La noche siguiente vino de la Bandada Esteban Lorenzo Gaviota, vacilante por la arena, arrastrando su ala izquierda hasta desplomarse a los pies de Juan.

– Ayúdame -dijo apenas, hablando como los que van a morir-. Más que nada en el mundo, quiero volar…

– Ven entonces -dijo Juan-. Subamos, dejemos atras la tierra y empecemos.

– No me entiendes. Mi ala. No puedo mover mi ala.

– Esteban Gaviota, tienes la libertad de ser tú mismo, tu verdadero ser, aquí y ahora, y no hay nada que te lo pueda impedir. Es la Ley de la Gran Gaviota, la Ley que Es.

– ¿Estás diciendo que puedo volar?

– Digo que eres libre.

Y sin más, Esteban Lorenzo Gaviota extendió sus alas, sin el menor esfuerzo, y se alzó hacia la oscura noche. Su grito, al tope de sus fuerzas y desde doscientos metros de altura, sacó a la Bandada de su sueño:

– ¡Puedo volar! ¡Escuchen! ¡PUEDO VOLAR!

Al amanecer había cerca de mil pájaros en torno al círculo de alumnos, mirando con curiosidad a Esteban. No les importaba si eran o no vistos, y escuchaban, tratando de comprender a Juan Gaviota.

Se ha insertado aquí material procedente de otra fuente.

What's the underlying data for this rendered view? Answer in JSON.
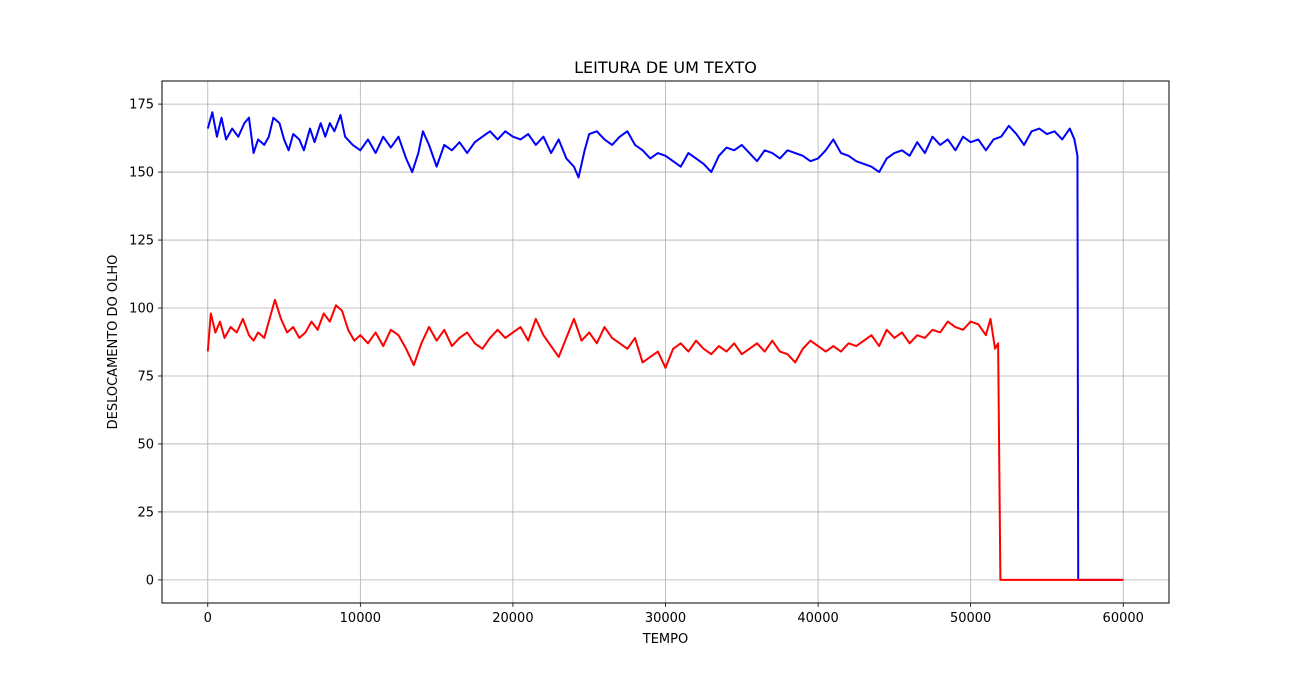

Habló de cosas muy sencillas: que está bien que una gaviota vuele; que la libertad es la misma escencia de su ser; que todo aquello que le impida esa libertad debe ser eliminado, fuera ritual o superstición o limitación en cualquier forma.

– Eliminado -dijo una voz en la multitud-, ¿aunque sea Ley de la Bandada?

– La única Ley verdadera es aquella que conduce a la libertad -dijo Juan-. No hay otra.

– ¿Cómo quieres que volemos como vuelas tú? -intervino otra voz-. Tú eres especial y dotado y divino, superior a cualquier pájaro.

– ¡Mirad a Pedro, a Terrence, a Carlos Rolando, a Maria Antonio! ¿Son también ellos especiales y dotados y divinos? No más que vosotros, no más que yo. La única diferencia, realmente la única, es que ellos han empezado a comprender lo que de verdad son y han empezado a ponerlo en práctica.

Sus alumnos, salvo Pedro, se revolvían intranquilos. No se habían dado cuenta de que era eso lo que habían estado haciendo.